The ratings agency Moody's downgraded Greece to the lowest rating on its bond scale late Friday, following a deal with private investors that would see them ultimately lose an estimated 70 per cent of their holdings in Greek debt.
Athens: The ratings agency Moody's downgraded Greece to the lowest rating on its bond scale late Friday, following a deal with private investors that would see them ultimately lose an estimated 70 per cent of their holdings in Greek debt.
Moody's lowered Greece's sovereign rating to C from Ca, arguing that the risk of default remains high even a bond-swap deal with banks and other private investors, due to be completed this month, is successful.
It said it would "re-assess the credit risk profile" after Greece issues the new bonds.

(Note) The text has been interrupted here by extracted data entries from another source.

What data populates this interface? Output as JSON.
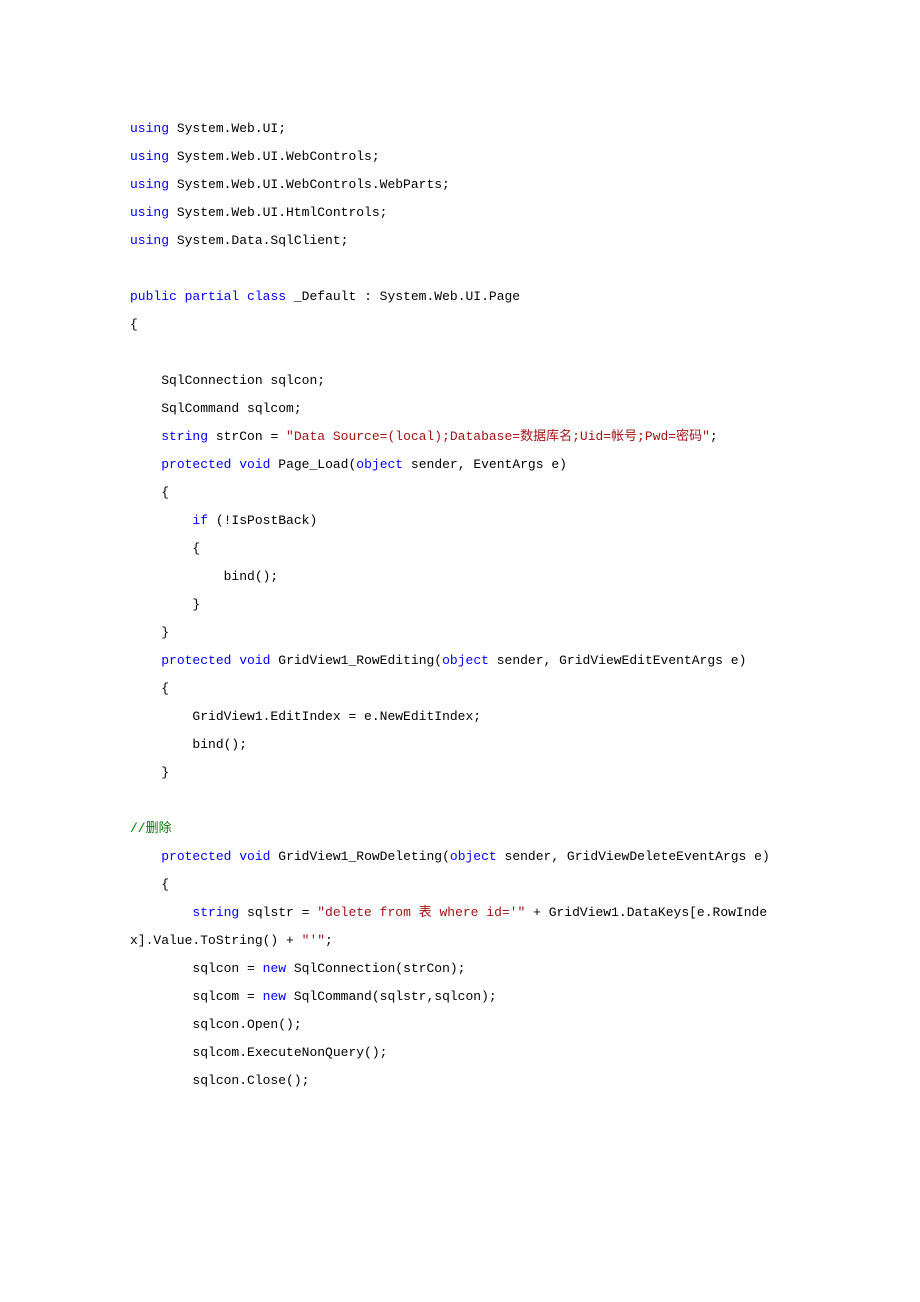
{
  "code": [
    {
      "segments": [
        {
          "c": "kw",
          "t": "using"
        },
        {
          "c": "txt",
          "t": " System.Web.UI;"
        }
      ]
    },
    {
      "segments": [
        {
          "c": "kw",
          "t": "using"
        },
        {
          "c": "txt",
          "t": " System.Web.UI.WebControls;"
        }
      ]
    },
    {
      "segments": [
        {
          "c": "kw",
          "t": "using"
        },
        {
          "c": "txt",
          "t": " System.Web.UI.WebControls.WebParts;"
        }
      ]
    },
    {
      "segments": [
        {
          "c": "kw",
          "t": "using"
        },
        {
          "c": "txt",
          "t": " System.Web.UI.HtmlControls;"
        }
      ]
    },
    {
      "segments": [
        {
          "c": "kw",
          "t": "using"
        },
        {
          "c": "txt",
          "t": " System.Data.SqlClient;"
        }
      ]
    },
    {
      "segments": []
    },
    {
      "segments": [
        {
          "c": "kw",
          "t": "public"
        },
        {
          "c": "txt",
          "t": " "
        },
        {
          "c": "kw",
          "t": "partial"
        },
        {
          "c": "txt",
          "t": " "
        },
        {
          "c": "kw",
          "t": "class"
        },
        {
          "c": "txt",
          "t": " _Default : System.Web.UI.Page"
        }
      ]
    },
    {
      "segments": [
        {
          "c": "txt",
          "t": "{"
        }
      ]
    },
    {
      "segments": []
    },
    {
      "segments": [
        {
          "c": "txt",
          "t": "    SqlConnection sqlcon;"
        }
      ]
    },
    {
      "segments": [
        {
          "c": "txt",
          "t": "    SqlCommand sqlcom;"
        }
      ]
    },
    {
      "segments": [
        {
          "c": "txt",
          "t": "    "
        },
        {
          "c": "kw",
          "t": "string"
        },
        {
          "c": "txt",
          "t": " strCon = "
        },
        {
          "c": "str",
          "t": "\"Data Source=(local);Database=数据库名;Uid=帐号;Pwd=密码\""
        },
        {
          "c": "txt",
          "t": ";"
        }
      ]
    },
    {
      "segments": [
        {
          "c": "txt",
          "t": "    "
        },
        {
          "c": "kw",
          "t": "protected"
        },
        {
          "c": "txt",
          "t": " "
        },
        {
          "c": "kw",
          "t": "void"
        },
        {
          "c": "txt",
          "t": " Page_Load("
        },
        {
          "c": "kw",
          "t": "object"
        },
        {
          "c": "txt",
          "t": " sender, EventArgs e)"
        }
      ]
    },
    {
      "segments": [
        {
          "c": "txt",
          "t": "    {"
        }
      ]
    },
    {
      "segments": [
        {
          "c": "txt",
          "t": "        "
        },
        {
          "c": "kw",
          "t": "if"
        },
        {
          "c": "txt",
          "t": " (!IsPostBack)"
        }
      ]
    },
    {
      "segments": [
        {
          "c": "txt",
          "t": "        {"
        }
      ]
    },
    {
      "segments": [
        {
          "c": "txt",
          "t": "            bind();"
        }
      ]
    },
    {
      "segments": [
        {
          "c": "txt",
          "t": "        }"
        }
      ]
    },
    {
      "segments": [
        {
          "c": "txt",
          "t": "    }"
        }
      ]
    },
    {
      "segments": [
        {
          "c": "txt",
          "t": "    "
        },
        {
          "c": "kw",
          "t": "protected"
        },
        {
          "c": "txt",
          "t": " "
        },
        {
          "c": "kw",
          "t": "void"
        },
        {
          "c": "txt",
          "t": " GridView1_RowEditing("
        },
        {
          "c": "kw",
          "t": "object"
        },
        {
          "c": "txt",
          "t": " sender, GridViewEditEventArgs e)"
        }
      ]
    },
    {
      "segments": [
        {
          "c": "txt",
          "t": "    {"
        }
      ]
    },
    {
      "segments": [
        {
          "c": "txt",
          "t": "        GridView1.EditIndex = e.NewEditIndex;"
        }
      ]
    },
    {
      "segments": [
        {
          "c": "txt",
          "t": "        bind();"
        }
      ]
    },
    {
      "segments": [
        {
          "c": "txt",
          "t": "    }"
        }
      ]
    },
    {
      "segments": []
    },
    {
      "segments": [
        {
          "c": "cmt",
          "t": "//删除"
        }
      ]
    },
    {
      "segments": [
        {
          "c": "txt",
          "t": "    "
        },
        {
          "c": "kw",
          "t": "protected"
        },
        {
          "c": "txt",
          "t": " "
        },
        {
          "c": "kw",
          "t": "void"
        },
        {
          "c": "txt",
          "t": " GridView1_RowDeleting("
        },
        {
          "c": "kw",
          "t": "object"
        },
        {
          "c": "txt",
          "t": " sender, GridViewDeleteEventArgs e)"
        }
      ]
    },
    {
      "segments": [
        {
          "c": "txt",
          "t": "    {"
        }
      ]
    },
    {
      "segments": [
        {
          "c": "txt",
          "t": "        "
        },
        {
          "c": "kw",
          "t": "string"
        },
        {
          "c": "txt",
          "t": " sqlstr = "
        },
        {
          "c": "str",
          "t": "\"delete from 表 where id='\""
        },
        {
          "c": "txt",
          "t": " + GridView1.DataKeys[e.RowIndex].Value.ToString() + "
        },
        {
          "c": "str",
          "t": "\"'\""
        },
        {
          "c": "txt",
          "t": ";"
        }
      ]
    },
    {
      "segments": [
        {
          "c": "txt",
          "t": "        sqlcon = "
        },
        {
          "c": "kw",
          "t": "new"
        },
        {
          "c": "txt",
          "t": " SqlConnection(strCon);"
        }
      ]
    },
    {
      "segments": [
        {
          "c": "txt",
          "t": "        sqlcom = "
        },
        {
          "c": "kw",
          "t": "new"
        },
        {
          "c": "txt",
          "t": " SqlCommand(sqlstr,sqlcon);"
        }
      ]
    },
    {
      "segments": [
        {
          "c": "txt",
          "t": "        sqlcon.Open();"
        }
      ]
    },
    {
      "segments": [
        {
          "c": "txt",
          "t": "        sqlcom.ExecuteNonQuery();"
        }
      ]
    },
    {
      "segments": [
        {
          "c": "txt",
          "t": "        sqlcon.Close();"
        }
      ]
    }
  ]
}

Ratings agency Standard & Poor's took similar action on Feb. 27.
The swap deal aims to cut C107 billion (USD 144 billion) from the country's debt, and would see private investors lose more than half the face value of their Greek bonds in exchange for new ones issued with more favourable repayment terms for the crisis-hit country.
The exchange is an integral part of a second bailout package for Greece by other eurozone countries and the International Monetary Fund.

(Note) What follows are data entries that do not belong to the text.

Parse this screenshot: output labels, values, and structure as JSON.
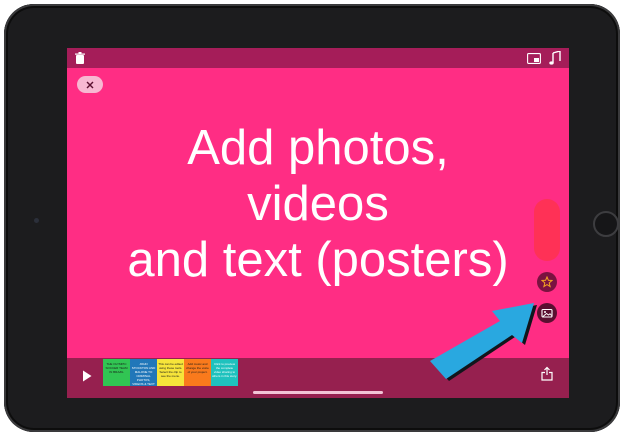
{
  "poster": {
    "line1": "Add photos,",
    "line2": "videos",
    "line3": "and text (posters)"
  },
  "colors": {
    "canvas": "#ff2d84",
    "bars": "#a51d59",
    "bottom_bar": "#96204f",
    "side_pill": "#ff3156",
    "arrow": "#29a8e0"
  },
  "icons": {
    "top_left": "trash-icon",
    "top_right_1": "window-icon",
    "top_right_2": "music-icon",
    "close": "close-icon",
    "star": "star-icon",
    "photo": "photo-icon",
    "play": "play-icon",
    "share": "share-icon"
  },
  "timeline": {
    "clips": [
      {
        "text": "THE OLYMPIC SOCCER TEAM IN BRAZIL",
        "color": "#31c553"
      },
      {
        "text": "JOHN STOCKTON AND MALONE TO CRIMINAL PHOTOS, VIDEOS & TEXT POSTERS",
        "color": "#2177b9"
      },
      {
        "text": "This can be edited using these tools. Select the clip to see the menu.",
        "color": "#f6e43a"
      },
      {
        "text": "Add music and change the voice of your project.",
        "color": "#f97a1c"
      },
      {
        "text": "Click to preview the complete video sharing to others in this story.",
        "color": "#1fc2be"
      }
    ]
  }
}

"Looking ahead, the EU program and proposed debt exchanges will reduce Greece's debt burden, but the risk of a default even after the debt exchange has been completed remains high," Moody's said.
"Moody's believes that Greece will still face medium-term solvency challenges: its stock of debt will still be well in excess of 100 per cent of gross domestic product for many years, the country is unlikely to be able to access the private market once the second assistance package runs out, and its planned fiscal and economic reforms will still face very significant implementation risks."
Greece has been relying since May 2010 on rescue loans from eurozone partners and the IMF. But despite receiving C73 billion from its initial C110 billion bailout and pushing through tough austerity measures in return, the country has consistently missed its reform targets.
To limit a threat to Europe's single currency, its leaders have agreed to extend the country a second bailout, this time worth C130 billion ($172 billion), which is accompanied by the debt reduction deal.
So far, the eurozone has agreed in principle to release the first batch of bailout loans to Greece to finance the bond-swap, with the final green light to due till come next week.
But harsh austerity has pushed the country into a fifth year of recession and seen the unemployment rate reach nearly 21 per cent.
Earlier Friday, provisional figures from the finance ministry figures showed Greece posting a deficit in January of C490 million ($652 million), in contrast to last year's equivalent surplus of C154 million.
The ministry's General Accounting Office said revenues during the month were hit by the expiry of a one-off business tax, as well as reduced revenues from consumption.
Revenues in January totalled C4.87 billion (USD 6.48 billion). Though a little bit better than the government's latest target, it's markedly worse than last year's equivalent of C5.12 billion.